Elle marcha à pas lent vers le Puit des Âmes au centre de la Grotte. C'était la porte de sortie mais aussi la Source du Pouvoir. Tandis qu'elle s'approchait, elle sentait les ondes de probabilités fluctuer et transformer le Khanat. Sa peau frémissait sous l'énergie extraordinaire qui se dégageait de l'affrontement de forces opposées. C'était comme tenter de réunir zbasu et lakne. En fait, c'était un peu ça. Un coin de son esprit, relié par la Symbiose au reste de l'univers, entendait l'agitation dans la Crypte, la perturbation des lignes de destinées. Elle percevait aussi la souffrance des Automates dont les fonctions commençaient à lâcher sous l'assaut de l'énergie qui les traversait.
Elle laissa froidement échapper une pensée qui virevolta dans l'esprit mécanique des Automates avant qu'ils ne soient dissous dans le maelström, leur destruction ajoutant un surplus de pouvoir à l'opération.
“Il ne peut y avoir aucun témoin.”
Même pas la Ville. Pas pour cette fois. Elle serait seule à rentrer… ou ne rentrerait pas du tout.
À présent tout son corps et son âme n'étaient que douleur. Quelques secondes avant qu'elle ne se fasse effacer à son tour… Elle s'accrocha à l'écho des rires d'autrefois, à la fraîcheur d'un baiser, au trouble d'un mot. Il fallait qu'Elle se réveille, juste quelques instants, ou alors elle devrait détruire la Reine… les conséquences en seraient terribles. Mais juste quelques instants, pour une minuscule impulsion, presque rien dans le flux apocalyptique du moment, le souffle d'une aile de papillon qui passerait inaperçu dans la tornade de changement qu'elle imposait au Khanat… Un instant, elle crut l'entendre…

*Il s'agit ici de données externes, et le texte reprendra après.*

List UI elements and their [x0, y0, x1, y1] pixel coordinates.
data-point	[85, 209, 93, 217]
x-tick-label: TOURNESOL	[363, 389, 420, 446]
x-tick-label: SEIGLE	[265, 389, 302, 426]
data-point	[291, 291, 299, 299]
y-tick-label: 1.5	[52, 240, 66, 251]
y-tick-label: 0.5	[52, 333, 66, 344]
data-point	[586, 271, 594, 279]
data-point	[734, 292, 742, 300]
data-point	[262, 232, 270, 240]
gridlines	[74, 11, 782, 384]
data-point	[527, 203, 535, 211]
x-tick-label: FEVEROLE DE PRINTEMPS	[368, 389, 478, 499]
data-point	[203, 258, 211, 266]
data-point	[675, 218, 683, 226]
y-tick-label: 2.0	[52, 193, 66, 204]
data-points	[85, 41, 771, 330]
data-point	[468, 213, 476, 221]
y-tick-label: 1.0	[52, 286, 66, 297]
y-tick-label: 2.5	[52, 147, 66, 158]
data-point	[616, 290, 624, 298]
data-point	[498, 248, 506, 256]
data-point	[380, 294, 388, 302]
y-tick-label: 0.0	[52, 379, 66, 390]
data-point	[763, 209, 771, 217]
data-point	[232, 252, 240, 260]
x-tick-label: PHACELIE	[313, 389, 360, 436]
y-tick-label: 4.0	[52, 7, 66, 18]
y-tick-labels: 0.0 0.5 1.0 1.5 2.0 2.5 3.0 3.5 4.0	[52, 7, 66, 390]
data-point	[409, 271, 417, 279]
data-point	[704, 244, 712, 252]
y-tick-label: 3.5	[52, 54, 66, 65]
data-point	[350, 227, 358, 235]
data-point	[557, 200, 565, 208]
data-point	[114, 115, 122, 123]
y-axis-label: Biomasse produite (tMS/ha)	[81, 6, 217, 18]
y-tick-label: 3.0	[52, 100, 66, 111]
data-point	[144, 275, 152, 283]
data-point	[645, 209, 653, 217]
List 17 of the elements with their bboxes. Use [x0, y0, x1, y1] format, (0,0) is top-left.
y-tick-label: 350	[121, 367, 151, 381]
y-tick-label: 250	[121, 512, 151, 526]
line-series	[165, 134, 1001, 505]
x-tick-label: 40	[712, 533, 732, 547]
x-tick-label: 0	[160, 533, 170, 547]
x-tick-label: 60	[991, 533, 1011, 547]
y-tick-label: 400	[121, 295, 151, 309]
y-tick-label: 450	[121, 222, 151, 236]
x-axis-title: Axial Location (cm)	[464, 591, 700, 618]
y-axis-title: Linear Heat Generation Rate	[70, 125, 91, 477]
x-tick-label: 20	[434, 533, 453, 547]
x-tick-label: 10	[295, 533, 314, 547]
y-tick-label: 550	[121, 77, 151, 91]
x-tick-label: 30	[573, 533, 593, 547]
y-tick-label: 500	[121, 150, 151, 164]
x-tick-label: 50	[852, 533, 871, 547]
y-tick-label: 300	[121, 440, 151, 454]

Il fallait en finir avant qu'il soit trop tard. Bon-pha se laissa enfin basculer dans le Puit des Âmes, goûtant un instant à l'Oubli, à la Mort…
Elle se réveilla dans une position mal-commode, avachie sur un des bonsaï du Prieuré. Elle se hâta de se redresser, regardant avec attention si personne ne l'avait vue dans cette position. Après ce qu'elle venait de traverser, elle n'avait pas le cœur à effacer un témoin malencontreux. Heureusement le lieu était actuellement désert.
La Police ne mit pas longtemps à la retrouver. La présence familière la rassurait autant qu'elle l'angoissait. Avaient-ils perçus ses dernières pensées ? Gardant son masque impassible, sa stature hiératique, elle restait attentive au moindre indice. Mais, non… Rien. Ce n'était pas encore pour aujourd'hui qu'elle serait démise de ses fonctions.
Tandis qu'elle regagnait le Temple, un rapport lui parvint. Un sourire froid éclaira ses traits. Le Dormeur s'éveillait.
Et derrière le masque imperturbable de Bon-pha, Illion savourait les éléments qui venaient d'être ré-alignés. Le temps que les Puissances se concentrent et agissent sur la révolution enclenchée par leur petite danse, la phase suivante suivrait son cours sans que personne ne la voit, avant qu'il soit trop tard.
Parfois, ce boulot pouvait être tuant. Mais ça valait quand même le coup.